I'm looking at few tables in the $200 to $500 range. In the running is a Thorens 166, 145, 160, or an original 1974 Linn LP12. I believe the Linn is the higher-end table but it seems to be very complex in maintenance, set up and tweaking. Do the Linn's actually require monthly and yearly set up and constant tweaking to perform well?
pinestate
Even a minimally maintained LP12 (clean, properly lubricated bearing; good belt; balanced suspension; correct setup at purchase; stable, level platform or rack) will perform over a TD166. The LP12 suspension does tend to drift away from optimum, though, so that a recently set-up unit sounds livelier and more dynamic than the same unit a year later.

What happens is that the springs settle in and relax a bit too much, and they need to be turned to a new position where they have a bit more tension. This is a finicky business because getting one spring right can throw the others off. So yes, an LP12 wants you to know a competent setup man, but the rewards are there if you do.

A yearly going-over should suffice. Constant tweaking? Not unless you're very fussy indeed.
I've found the grommets wear on an LP12 and stay in tune if they are replaced every 4-5 years. The ones that go out after a year have 10+ year old grommets. It is more important than the springs. Many decks out there have 20+ year old grommets and it perpetrates the "Linn's go out of adjustment" syndrome.

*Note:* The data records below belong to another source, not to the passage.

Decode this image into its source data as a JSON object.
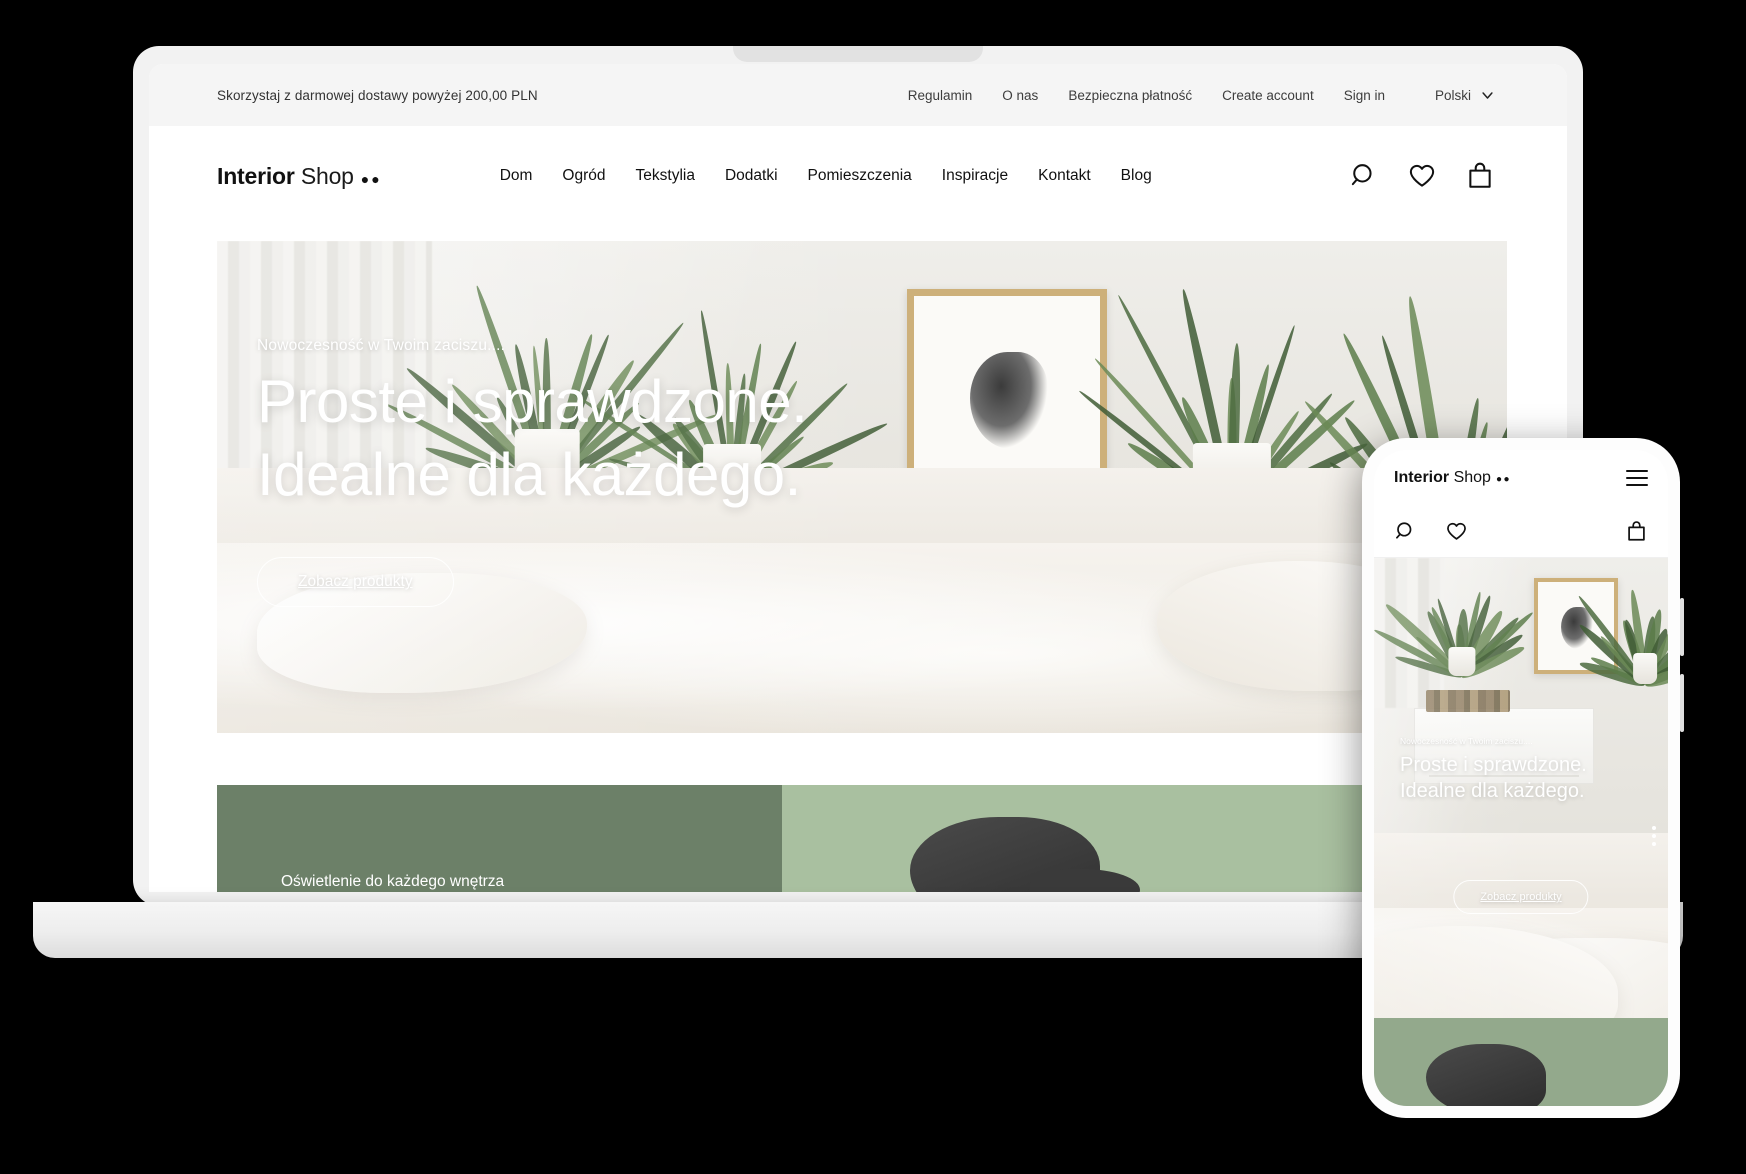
{
  "topbar": {
    "promo": "Skorzystaj z darmowej dostawy powyżej 200,00 PLN",
    "links": [
      {
        "label": "Regulamin"
      },
      {
        "label": "O nas"
      },
      {
        "label": "Bezpieczna płatność"
      },
      {
        "label": "Create account"
      },
      {
        "label": "Sign in"
      }
    ],
    "language": "Polski",
    "chevron_icon": "chevron-down-icon"
  },
  "header": {
    "logo": {
      "bold": "Interior",
      "light": "Shop",
      "dots": "●●"
    },
    "nav": [
      {
        "label": "Dom"
      },
      {
        "label": "Ogród"
      },
      {
        "label": "Tekstylia"
      },
      {
        "label": "Dodatki"
      },
      {
        "label": "Pomieszczenia"
      },
      {
        "label": "Inspiracje"
      },
      {
        "label": "Kontakt"
      },
      {
        "label": "Blog"
      }
    ],
    "icons": [
      {
        "name": "search-icon"
      },
      {
        "name": "heart-icon"
      },
      {
        "name": "shopping-bag-icon"
      }
    ]
  },
  "hero": {
    "eyebrow": "Nowoczesność w Twoim zaciszu....",
    "title_line1": "Proste i sprawdzone.",
    "title_line2": "Idealne dla każdego.",
    "cta_label": "Zobacz produkty"
  },
  "promo_strip": {
    "label": "Oświetlenie do każdego wnętrza",
    "left_color": "#6c8068",
    "right_color": "#a9c0a0"
  },
  "phone": {
    "logo": {
      "bold": "Interior",
      "light": "Shop",
      "dots": "●●"
    },
    "menu_icon": "hamburger-menu-icon",
    "icons": [
      {
        "name": "search-icon"
      },
      {
        "name": "heart-icon"
      },
      {
        "name": "shopping-bag-icon"
      }
    ],
    "hero": {
      "eyebrow": "Nowoczesność w Twoim zaciszu....",
      "title_line1": "Proste i sprawdzone.",
      "title_line2": "Idealne dla każdego.",
      "cta_label": "Zobacz produkty"
    }
  },
  "colors": {
    "topbar_bg": "#f5f5f5",
    "text": "#111111",
    "accent_green_dark": "#6c8068",
    "accent_green_light": "#a9c0a0"
  }
}
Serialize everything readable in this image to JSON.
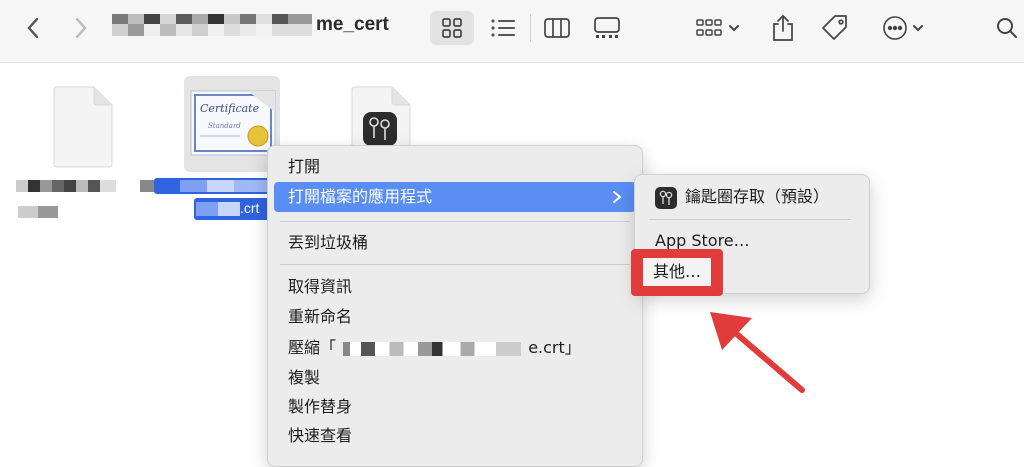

I bought a TD-160 Super about six months ago as a starter table. Pretty easy to own and work on. You can make lots of chasis adjustment with basic tools. I've listened recently to a couple of other decks and by comparison the TD-160 lacks some solidity and refinement, but in general I'm happy with it, understanding of course that it will not be the last table I own. And as you point out, they can he had cheap. The nice thing about the 160, as opposed to - I think - both the 145 and the 166, is that it has an all metal platter assembly. I believe the others have a plastic center wheel. Also, if you get a 160, make sure you get a unit that has the little metal post next to the motor, otherwise the sprung platter can bounce down onto the motor pully and bend the drive shaft. Very early TD-160s did not have the guard. When I got my TT the springs were out of whack and the platter was actually grinding on that little post. Had the post not been there it would have been riding against the pully and that would have been the end of that.